Day’s struggles with retreats contain a lesson for all of us who see the distractions of this world as our enemy, and who long for peace and quiet to pursue our work, whatever it might be, with single-minded devotion. The distractions of the last year and a half, after all, have been particularly intense ones. We struggle to manage life under a pandemic, worrying about both our individual health and the health of the country. Our children need help in their remote schooling, our parents are ill, our homes and offices need sanitizing. Who among us hasn’t longed for a respite from such distractions?
But love “calls us to the things of this world,” as the poet Richard Wilbur wrote.

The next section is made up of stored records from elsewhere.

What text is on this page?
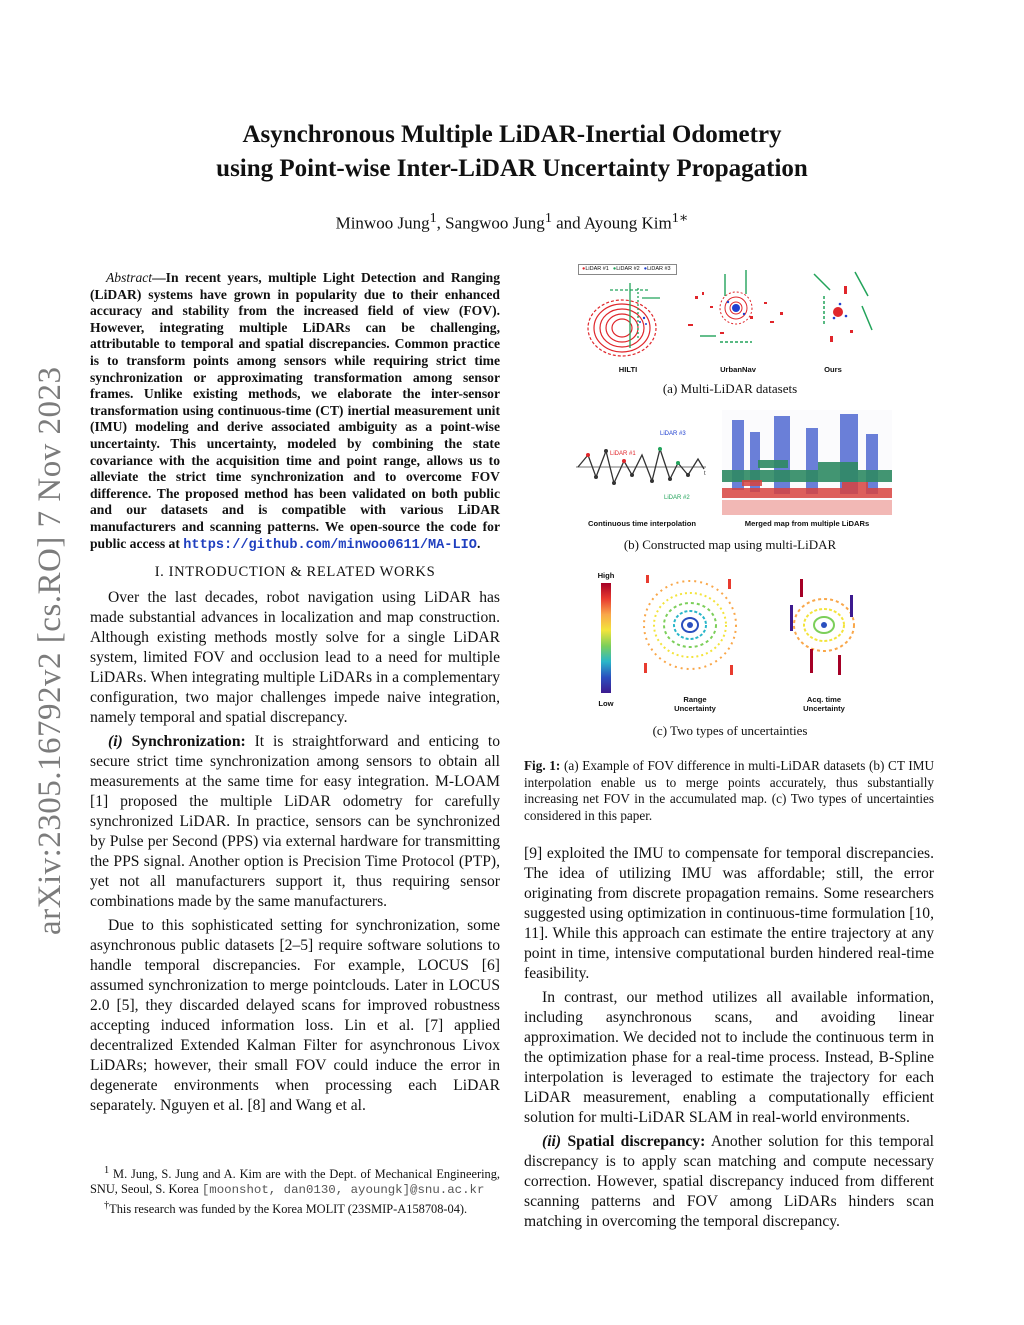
arXiv:2305.16792v2 [cs.RO] 7 Nov 2023
Asynchronous Multiple LiDAR-Inertial Odometry
using Point-wise Inter-LiDAR Uncertainty Propagation
Minwoo Jung$^1$, Sangwoo Jung$^1$ and Ayoung Kim$^{1∗}$
Abstract—In recent years, multiple Light Detection and Ranging (LiDAR) systems have grown in popularity due to their enhanced accuracy and stability from the increased field of view (FOV). However, integrating multiple LiDARs can be challenging, attributable to temporal and spatial discrepancies. Common practice is to transform points among sensors while requiring strict time synchronization or approximating transformation among sensor frames. Unlike existing methods, we elaborate the inter-sensor transformation using continuous-time (CT) inertial measurement unit (IMU) modeling and derive associated ambiguity as a point-wise uncertainty. This uncertainty, modeled by combining the state covariance with the acquisition time and point range, allows us to alleviate the strict time synchronization and to overcome FOV difference. The proposed method has been validated on both public and our datasets and is compatible with various LiDAR manufacturers and scanning patterns. We open-source the code for public access at https://github.com/minwoo0611/MA-LIO.
I. INTRODUCTION & RELATED WORKS

Over the last decades, robot navigation using LiDAR has made substantial advances in localization and map construction. Although existing methods mostly solve for a single LiDAR system, limited FOV and occlusion lead to a need for multiple LiDARs. When integrating multiple LiDARs in a complementary configuration, two major challenges impede naive integration, namely temporal and spatial discrepancy.

(i) Synchronization: It is straightforward and enticing to secure strict time synchronization among sensors to obtain all measurements at the same time for easy integration. M-LOAM [1] proposed the multiple LiDAR odometry for carefully synchronized LiDAR. In practice, sensors can be synchronized by Pulse per Second (PPS) via external hardware for transmitting the PPS signal. Another option is Precision Time Protocol (PTP), yet not all manufacturers support it, thus requiring sensor combinations made by the same manufacturers.

Due to this sophisticated setting for synchronization, some asynchronous public datasets [2–5] require software solutions to handle temporal discrepancies. For example, LOCUS [6] assumed synchronization to merge pointclouds. Later in LOCUS 2.0 [5], they discarded delayed scans for improved robustness accepting induced information loss. Lin et al. [7] applied decentralized Extended Kalman Filter for asynchronous Livox LiDARs; however, their small FOV could induce the error in degenerate environments when processing each LiDAR separately. Nguyen et al. [8] and Wang et al.

$^1$ M. Jung, S. Jung and A. Kim are with the Dept. of Mechanical Engineering, SNU, Seoul, S. Korea [moonshot, dan0130, ayoungk]@snu.ac.kr
†This research was funded by the Korea MOLIT (23SMIP-A158708-04).
●LiDAR #1 ●LiDAR #2 ●LiDAR #3
HILTI	UrbanNav	Ours
(a) Multi-LiDAR datasets
LiDAR #3
LiDAR #1
LiDAR #2
t
Continuous time interpolation	Merged map from multiple LiDARs
(b) Constructed map using multi-LiDAR
High
Low	Range
Uncertainty
Acq. time
Uncertainty
(c) Two types of uncertainties
Fig. 1: (a) Example of FOV difference in multi-LiDAR datasets (b) CT IMU interpolation enable us to merge points accurately, thus substantially increasing net FOV in the accumulated map. (c) Two types of uncertainties considered in this paper.

[9] exploited the IMU to compensate for temporal discrepancies. The idea of utilizing IMU was affordable; still, the error originating from discrete propagation remains. Some researchers suggested using optimization in continuous-time formulation [10, 11]. While this approach can estimate the entire trajectory at any point in time, intensive computational burden hindered real-time feasibility.

In contrast, our method utilizes all available information, including asynchronous scans, and avoiding linear approximation. We decided not to include the continuous term in the optimization phase for a real-time process. Instead, B-Spline interpolation is leveraged to estimate the trajectory for each LiDAR measurement, enabling a computationally efficient solution for multi-LiDAR SLAM in real-world environments.

(ii) Spatial discrepancy: Another solution for this temporal discrepancy is to apply scan matching and compute necessary correction. However, spatial discrepancy induced from different scanning patterns and FOV among LiDARs hinders scan matching in overcoming the temporal discrepancy.
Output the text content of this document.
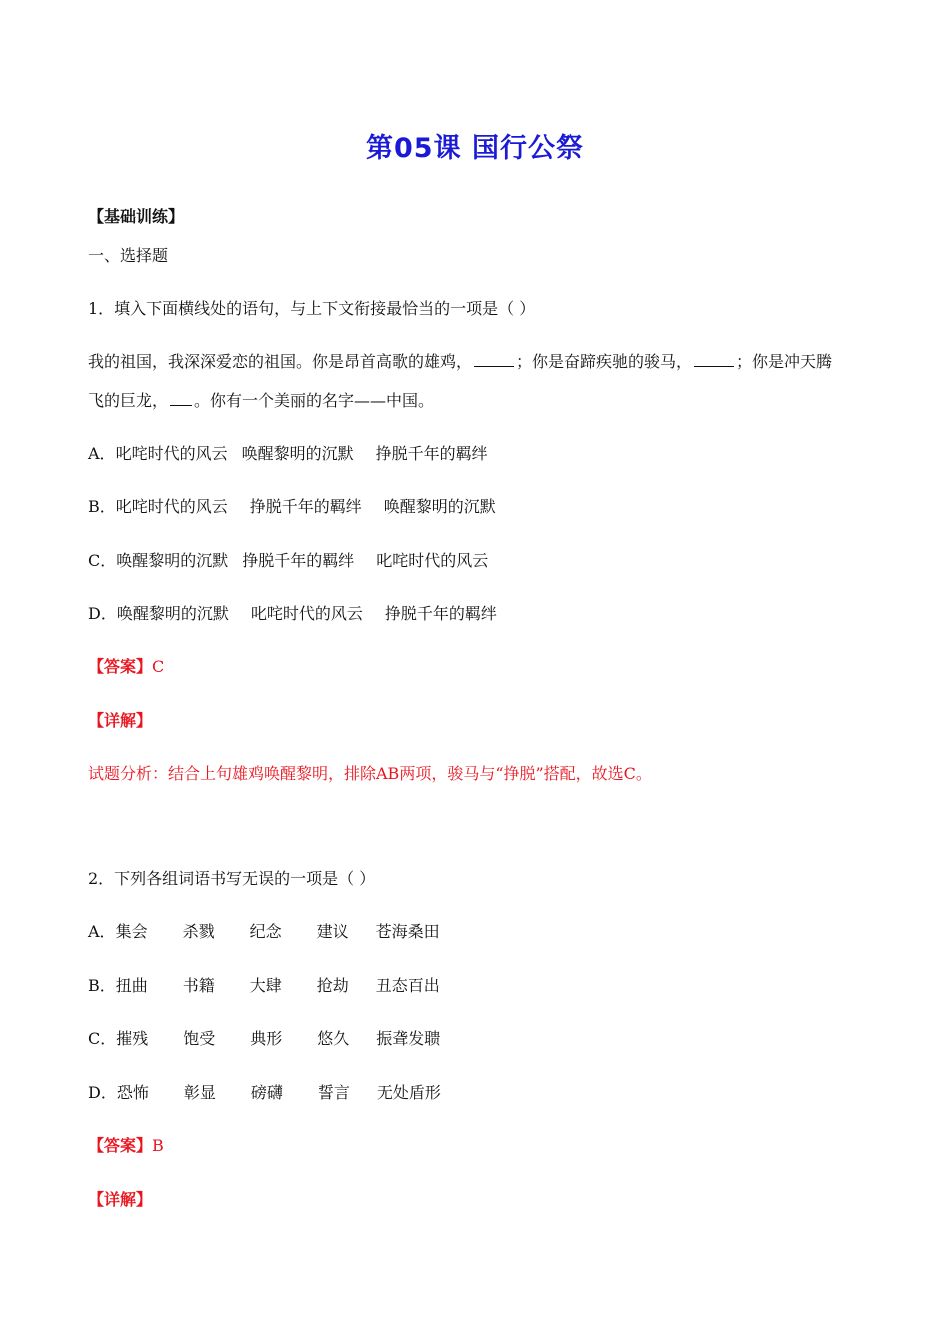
第05课 国行公祭
【基础训练】
一、选择题
1．填入下面横线处的语句，与上下文衔接最恰当的一项是（ ）
我的祖国，我深深爱恋的祖国。你是昂首高歌的雄鸡，	；你是奋蹄疾驰的骏马，	；你是冲天腾
飞的巨龙， 。你有一个美丽的名字——中国。
A．叱咤时代的风云 唤醒黎明的沉默 挣脱千年的羁绊
B．叱咤时代的风云 挣脱千年的羁绊 唤醒黎明的沉默
C．唤醒黎明的沉默 挣脱千年的羁绊 叱咤时代的风云
D．唤醒黎明的沉默 叱咤时代的风云 挣脱千年的羁绊
【答案】C
【详解】
试题分析：结合上句雄鸡唤醒黎明，排除AB两项，骏马与“挣脱”搭配，故选C。
2．下列各组词语书写无误的一项是（ ）
A．集会 杀戮 纪念 建议 苍海桑田
B．扭曲 书籍 大肆 抢劫 丑态百出
C．摧残 饱受 典形 悠久 振聋发聩
D．恐怖 彰显 磅礴 誓言 无处盾形
【答案】B
【详解】
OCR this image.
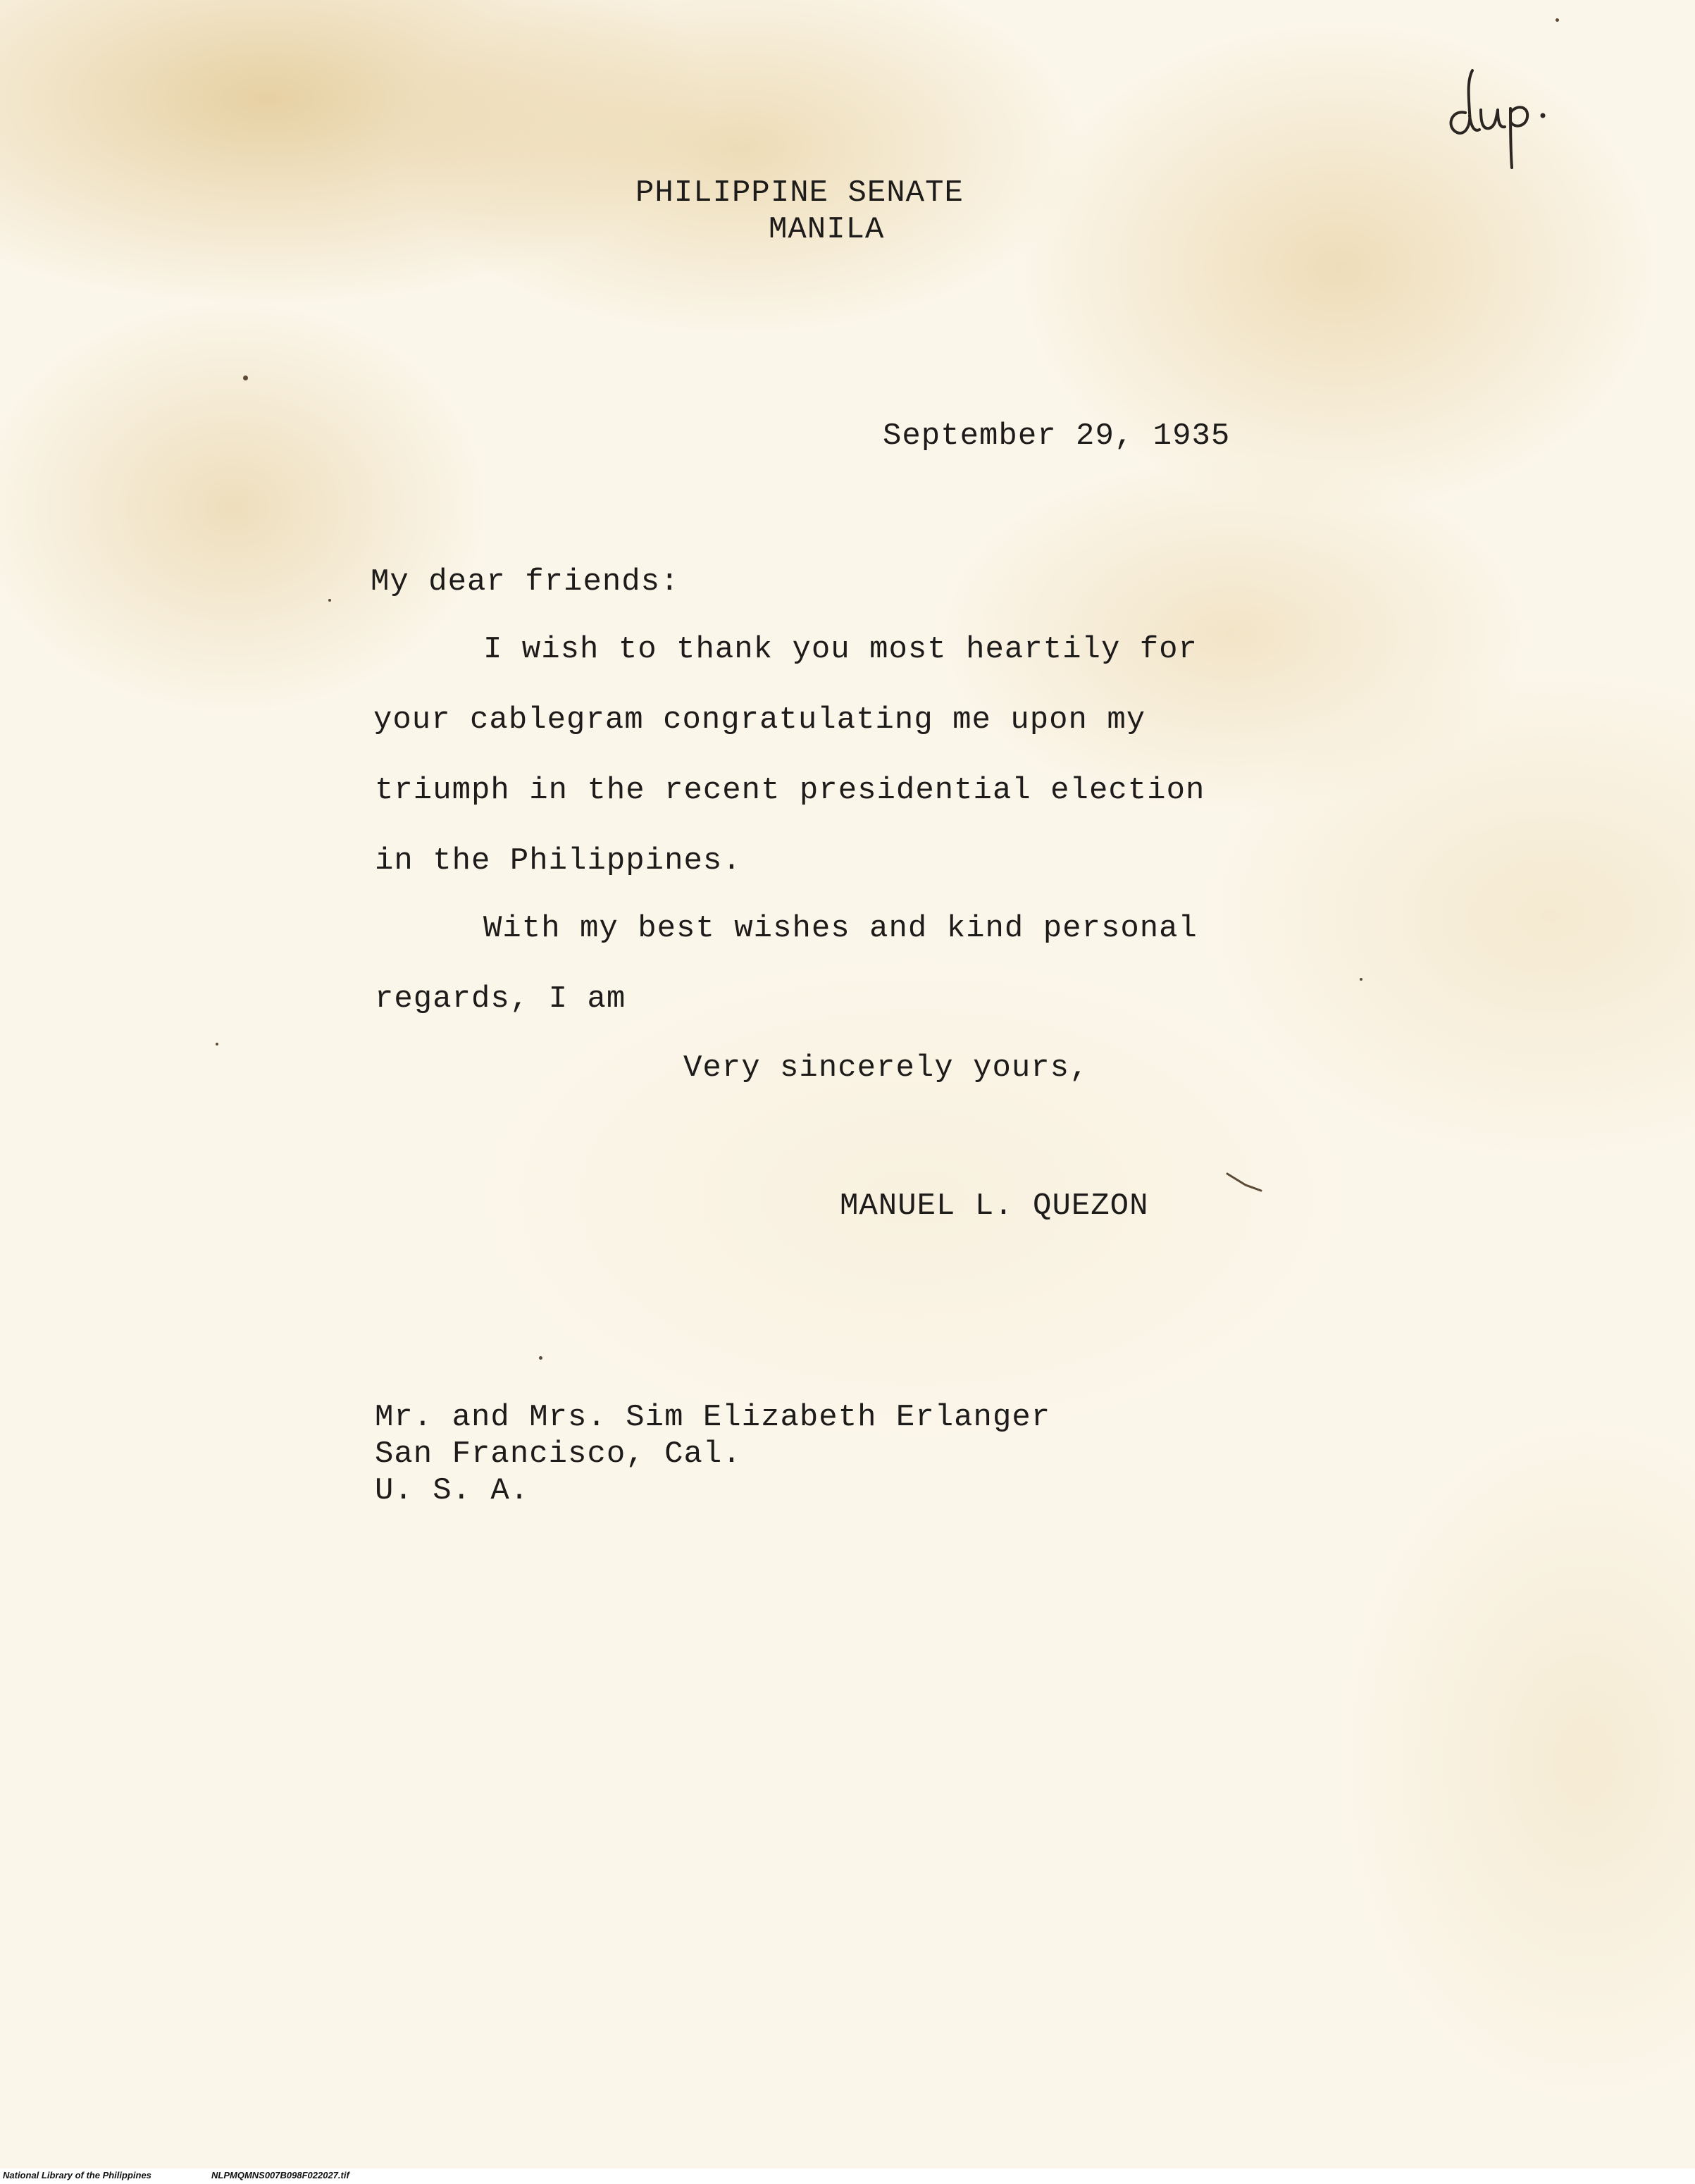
PHILIPPINE SENATE
MANILA
September 29, 1935
My dear friends:
I wish to thank you most heartily for
your cablegram congratulating me upon my
triumph in the recent presidential election
in the Philippines.
With my best wishes and kind personal
regards, I am
Very sincerely yours,
MANUEL L. QUEZON
Mr. and Mrs. Sim Elizabeth Erlanger
San Francisco, Cal.
U. S. A.
National Library of the Philippines	NLPMQMNS007B098F022027.tif
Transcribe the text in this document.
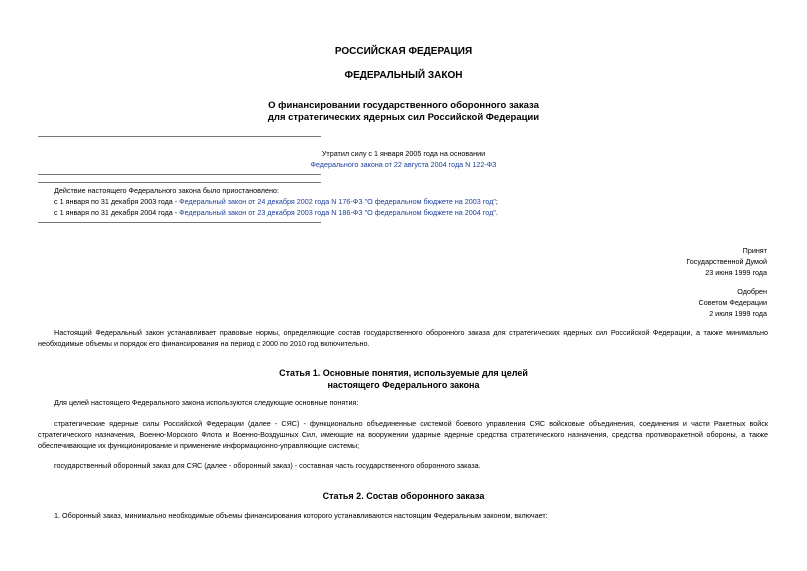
РОССИЙСКАЯ ФЕДЕРАЦИЯ
ФЕДЕРАЛЬНЫЙ ЗАКОН
О финансировании государственного оборонного заказа
для стратегических ядерных сил Российской Федерации
Утратил силу с 1 января 2005 года на основании
Федерального закона от 22 августа 2004 года N 122-ФЗ
Действие настоящего Федерального закона было приостановлено:
с 1 января по 31 декабря 2003 года - Федеральный закон от 24 декабря 2002 года N 176-ФЗ "О федеральном бюджете на 2003 год";
с 1 января по 31 декабря 2004 года - Федеральный закон от 23 декабря 2003 года N 186-ФЗ "О федеральном бюджете на 2004 год".
Принят
Государственной Думой
23 июня 1999 года
Одобрен
Советом Федерации
2 июля 1999 года
Настоящий Федеральный закон устанавливает правовые нормы, определяющие состав государственного оборонного заказа для стратегических ядерных сил Российской Федерации, а также минимально необходимые объемы и порядок его финансирования на период с 2000 по 2010 год включительно.
Статья 1. Основные понятия, используемые для целей
настоящего Федерального закона
Для целей настоящего Федерального закона используются следующие основные понятия:
стратегические ядерные силы Российской Федерации (далее - СЯС) - функционально объединенные системой боевого управления СЯС войсковые объединения, соединения и части Ракетных войск стратегического назначения, Военно-Морского Флота и Военно-Воздушных Сил, имеющие на вооружении ударные ядерные средства стратегического назначения, средства противоракетной обороны, а также обеспечивающие их функционирование и применение информационно-управляющие системы;
государственный оборонный заказ для СЯС (далее - оборонный заказ) - составная часть государственного оборонного заказа.
Статья 2. Состав оборонного заказа
1. Оборонный заказ, минимально необходимые объемы финансирования которого устанавливаются настоящим Федеральным законом, включает:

In the decades following her failed retreat, Day turned the Catholic Worker movement into a force for good throughout the world, sought and obtained funds to support its work, bought and sold multiple properties, and personally touched the lives of countless individuals through advocacy and speaking engagements. She was arrested and released on multiple occasions, traveled the world, helped her adult daughter raise her children, and nursed friends and companions through terminal illnesses. Every one of these activities represented a distraction from the vocation of writing, and yet these are the works for which we revere Dorothy Day to this day. Her distractions called her to the works of mercy and love, and she never stopped heeding that call.
“Love means answering the mail that comes in,” Day wrote in another diary entry, “and there is a fearful amount of it. That person in the hospital, that person suffering a breakdown of nerves, the person lonely; far-off, watching for the mailman each day. It means loving attention to those around us, the youngest and the oldest (drunk and sober).” Day reminds us that our primary vocation in life is to love one another—and that we are most frequently called to that love by our distractions.